I can see myself as a young boy helping him
build his grandfather clock in his image.
Now his hair is graying and I feel like if I blink,
it’ll turn white like his father’s. His body doesn't heal
as rapidly as it once did. He spends hours in his
garage workshop putting his idle hands to use.
Maybe what he really wants to build is a time machine
to rewind the days back to before my mother’s
rheumatoid arthritis turned her bones into glass.
Back to before her cries echoed through the home
he built for us.
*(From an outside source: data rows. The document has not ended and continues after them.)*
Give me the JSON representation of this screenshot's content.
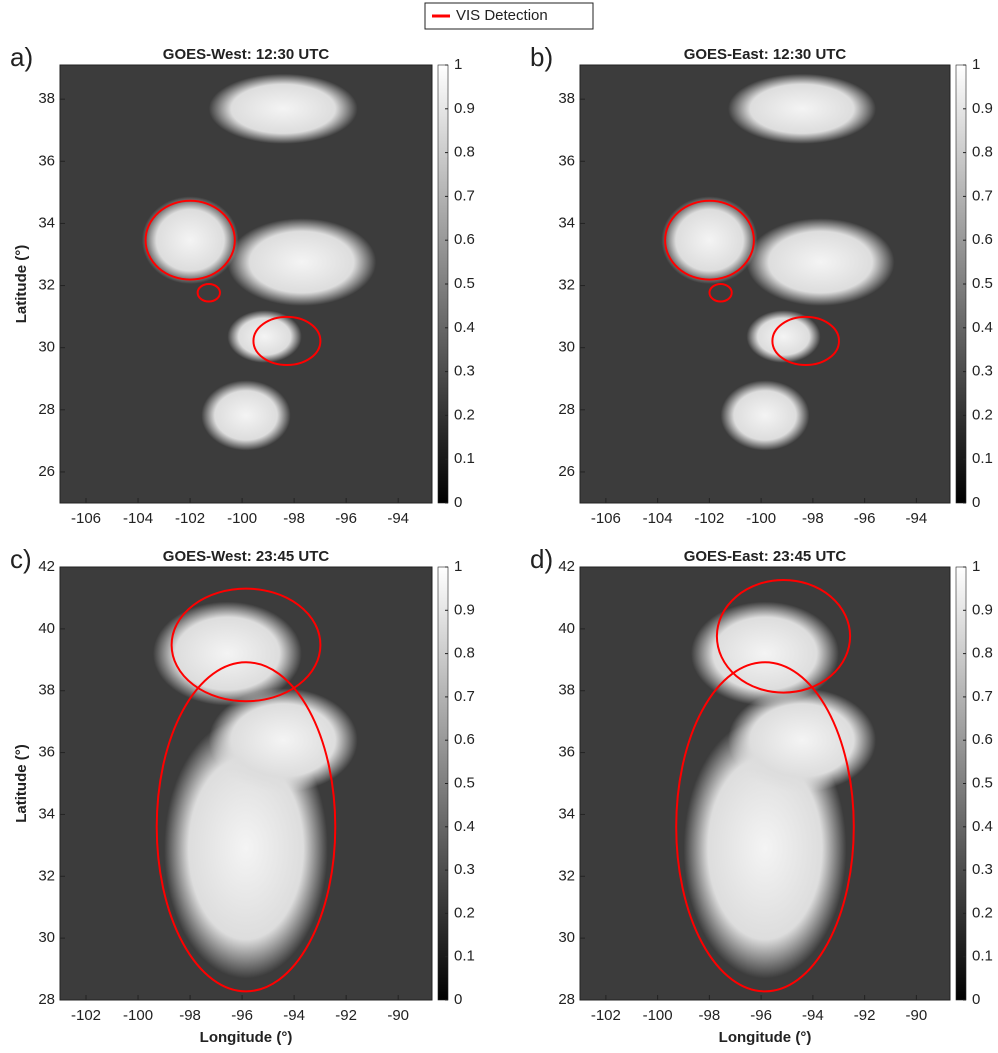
{
  "legend": {
    "label": "VIS Detection",
    "color": "#ff0000"
  },
  "chart_data": [
    {
      "type": "image",
      "panel_label": "a)",
      "title": "GOES-West: 12:30 UTC",
      "ylabel": "Latitude (°)",
      "xlim": [
        -107,
        -92.7
      ],
      "ylim": [
        25,
        39.1
      ],
      "xticks": [
        -106,
        -104,
        -102,
        -100,
        -98,
        -96,
        -94
      ],
      "yticks": [
        26,
        28,
        30,
        32,
        34,
        36,
        38
      ],
      "colorbar": {
        "lim": [
          0,
          1
        ],
        "ticks": [
          0,
          0.1,
          0.2,
          0.3,
          0.4,
          0.5,
          0.6,
          0.7,
          0.8,
          0.9,
          1
        ]
      }
    },
    {
      "type": "image",
      "panel_label": "b)",
      "title": "GOES-East: 12:30 UTC",
      "xlim": [
        -107,
        -92.7
      ],
      "ylim": [
        25,
        39.1
      ],
      "xticks": [
        -106,
        -104,
        -102,
        -100,
        -98,
        -96,
        -94
      ],
      "yticks": [
        26,
        28,
        30,
        32,
        34,
        36,
        38
      ],
      "colorbar": {
        "lim": [
          0,
          1
        ],
        "ticks": [
          0,
          0.1,
          0.2,
          0.3,
          0.4,
          0.5,
          0.6,
          0.7,
          0.8,
          0.9,
          1
        ]
      }
    },
    {
      "type": "image",
      "panel_label": "c)",
      "title": "GOES-West: 23:45 UTC",
      "ylabel": "Latitude (°)",
      "xlabel": "Longitude (°)",
      "xlim": [
        -103,
        -88.7
      ],
      "ylim": [
        28,
        42
      ],
      "xticks": [
        -102,
        -100,
        -98,
        -96,
        -94,
        -92,
        -90
      ],
      "yticks": [
        28,
        30,
        32,
        34,
        36,
        38,
        40,
        42
      ],
      "colorbar": {
        "lim": [
          0,
          1
        ],
        "ticks": [
          0,
          0.1,
          0.2,
          0.3,
          0.4,
          0.5,
          0.6,
          0.7,
          0.8,
          0.9,
          1
        ]
      }
    },
    {
      "type": "image",
      "panel_label": "d)",
      "title": "GOES-East: 23:45 UTC",
      "xlabel": "Longitude (°)",
      "xlim": [
        -103,
        -88.7
      ],
      "ylim": [
        28,
        42
      ],
      "xticks": [
        -102,
        -100,
        -98,
        -96,
        -94,
        -92,
        -90
      ],
      "yticks": [
        28,
        30,
        32,
        34,
        36,
        38,
        40,
        42
      ],
      "colorbar": {
        "lim": [
          0,
          1
        ],
        "ticks": [
          0,
          0.1,
          0.2,
          0.3,
          0.4,
          0.5,
          0.6,
          0.7,
          0.8,
          0.9,
          1
        ]
      }
    }
  ]
}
Back to before her disease took away
the unformed dreams of my siblings. Someone once
told me that our parents are supposed to be our superheroes.
In that case, maybe it's the metal poisoning my father.
I never asked him if it hurts every time his
retractable claws come out. One day they'll probably
turn into bone. For now, I’ll fold my fears in silence
and watch the pendulum inside his chest swing towards
the future light of his ticking heart. I hope he does
build his grandfather clock someday. And I hope
I'm there to help build it with him. Maybe I’ll ask him
if he ever feels like me. Maybe then I'll feel less like
an adult only child with homesick skin
—a melted clock dripping over the edge of itself—
a detonation waiting to catch up to its fragments.